Active Users:1220 Time:23/11/2024 04:32:40 AM
It is very difficult to reconcile this post with Toms. Joel Send a noteboard - 04/09/2012 11:50:06 PM
There is a critical difference between Iraq or Afghanistan and Vietnam: South Vietnam was a sovereign state, not a conquered one. The kind of martial law applied in the former Axis states, "Total Occupation," if you like, would have been impractical in South Vietnam unless we wanted to turn the whole country into Vietcong (though the South Vietnam was adept at doing that unassisted,) and nominally illegal. With the manpower to put soldiers on literally every street corner AND justification to regard every resident as hostile until proven otherwise Iraq, Afghanistan and South Vietnam could be treated just like the conquered Axis powers.

It's an interesting book in general, but sounds like you need to read it among other reasons (the story of the rampage of the 101st in Berchtesgaden is capital) to make clear the vast difference between the occupied German population right after WW2 (or even during the last stages of the war), and the Iraqi and Afghani populations after the wars there. According to Ambrose, the soldiers he's writing about ranked the German civilians as their second favourite nationality to interact with, behind the enthusiastically welcoming Dutch but ahead of the British, French and Belgians - the comfortable German homes that reminded them of their American homes didn't hurt, but they liked the people too.

Some of the large German cities had taken horrific damage, yes, but millions of Germans in smaller cities or out in rural areas, or even in larger cities that got lucky, survived WW2 with really quite limited discomfort - better off than many in the countries they had conquered, for sure. Their society, their institutions, their economic fundamentals - all intact to a considerable degree, and when they weren't, the memories of how it used to work were not so remote that they couldn't rebuild them easily enough, as soon as they found the money for it - which came slowly, and then faster with the Marshall plan. Prior to the Nazi coup d'etat, they had been a democracy, of sorts at least, and that was only 12 years before - not that hard to reinstate it.

And then of course it should be pointed out that they had very little in the way of sectarian or inter-ethnic strife or tension, since those members of the only meaningful minority in pre-war Germany who hadn't fled had mostly been exterminated. The only vaguely related problem they had was the large amount of displaced Germans from Silesia who needed to be resettled in the rest of Germany.

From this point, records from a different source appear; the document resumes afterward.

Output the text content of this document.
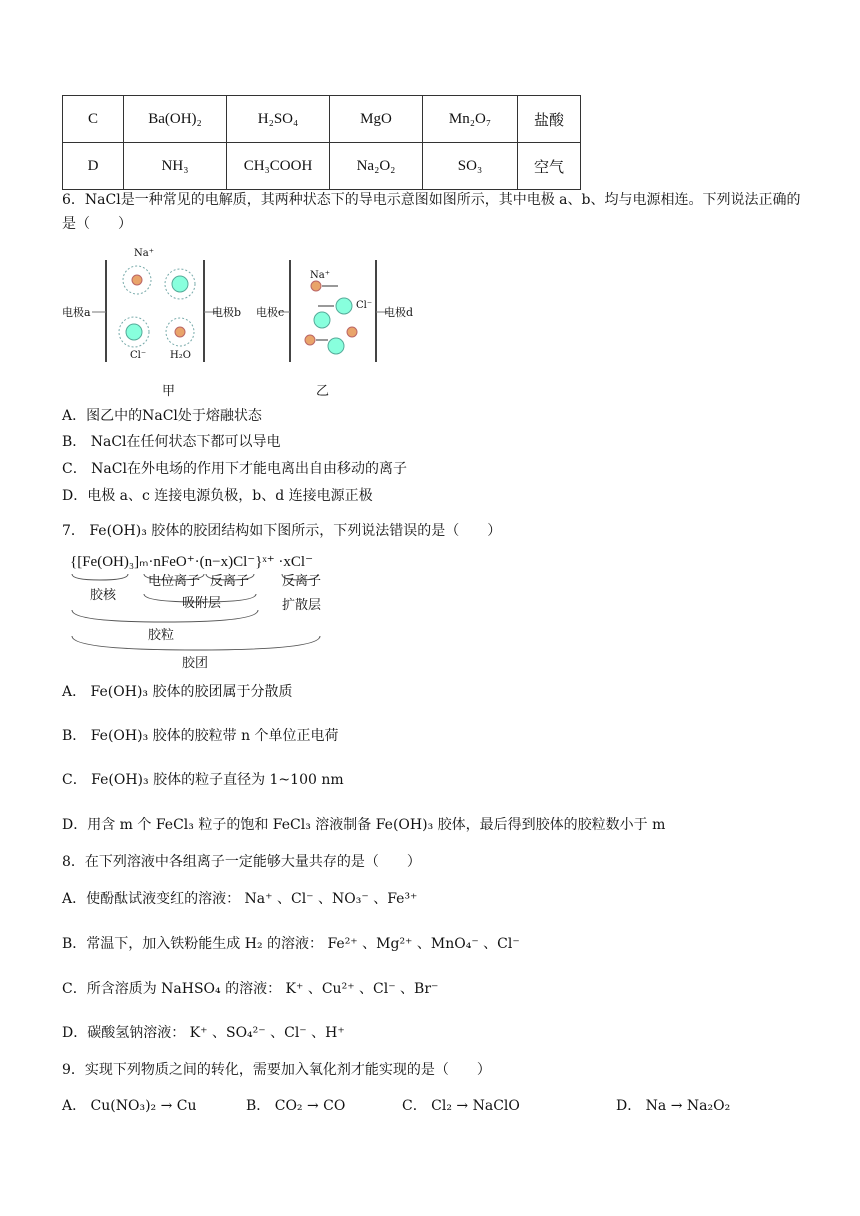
C	Ba(OH)₂	H₂SO₄	MgO	Mn₂O₇	盐酸
D	NH₃	CH₃COOH	Na₂O₂	SO₃	空气
6．NaCl是一种常见的电解质，其两种状态下的导电示意图如图所示，其中电极 a、b、均与电源相连。下列说法正确的是（　　）
电极a	电极b
Na⁺
Cl⁻ H₂O
电极c	电极d
Na⁺
Cl⁻
甲	乙
A．图乙中的NaCl处于熔融状态
B． NaCl在任何状态下都可以导电
C． NaCl在外电场的作用下才能电离出自由移动的离子
D．电极 a、c 连接电源负极，b、d 连接电源正极
7． Fe(OH)₃ 胶体的胶团结构如下图所示，下列说法错误的是（　　）
{[Fe(OH)₃]ₘ·nFeO⁺·(n−x)Cl⁻}ˣ⁺ ·xCl⁻
胶核
电位离子 反离子
吸附层
反离子
扩散层
胶粒
胶团
A． Fe(OH)₃ 胶体的胶团属于分散质
B． Fe(OH)₃ 胶体的胶粒带 n 个单位正电荷
C． Fe(OH)₃ 胶体的粒子直径为 1~100 nm
D．用含 m 个 FeCl₃ 粒子的饱和 FeCl₃ 溶液制备 Fe(OH)₃ 胶体，最后得到胶体的胶粒数小于 m
8．在下列溶液中各组离子一定能够大量共存的是（　　）
A．使酚酞试液变红的溶液： Na⁺ 、Cl⁻ 、NO₃⁻ 、Fe³⁺
B．常温下，加入铁粉能生成 H₂ 的溶液： Fe²⁺ 、Mg²⁺ 、MnO₄⁻ 、Cl⁻
C．所含溶质为 NaHSO₄ 的溶液： K⁺ 、Cu²⁺ 、Cl⁻ 、Br⁻
D．碳酸氢钠溶液： K⁺ 、SO₄²⁻ 、Cl⁻ 、H⁺
9．实现下列物质之间的转化，需要加入氧化剂才能实现的是（　　）
A． Cu(NO₃)₂ → Cu	B． CO₂ → CO	C． Cl₂ → NaClO	D． Na → Na₂O₂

He says the same approach would not work because Axis nations were far more and you because they were far LESS devastated than Afghanistan or Iraq.

My bet is the relative level of devastation is irrelevant to how effective complete martial law would be, that it would be equally effective in any nation conditioned to obey whomever has the most guns. Exterminating or expelling most minorities does not mean post-war Germany had LESS ethnic strife than Afghanistan or Iraq, only that they had run out of targets. I do not think Afghans or Iraqis would be any more (and probably far less) difficult to re-educate than war-time Germans or Japanese were, because they have not been as systematically indoctrinated against peace, democracy and human rights. They do not need to be taught not to send entire races to death camps or conquer an entire continent seeking lebensraum, only to run a democracy and not relegate fellow citizens to second class status.

I think you underesimate how completely Geobbels and the Hitler Youth indoctrinated Germans, and Tojos militarists the Japanese. Twelve years is a LONG time, particularly for those who grew up during that period. How much can twelve years change people, especially the young? Ask Afghans, Iraqis, Americans or most of the world: Twelve years ago the WTC was still intact, and would be for another year. I guarantee the intervening time fundamentally and drastically altered most peoples worldview, that a 20 or 30 year old today has a completely different perspective than one in 2000. Maybe folks in Southeast Asia have been isolated from it (outside Indonesia anyway) but few others. How well do you think a 30 year old German in 1946 remembered the democratic institutions that died before they were 18?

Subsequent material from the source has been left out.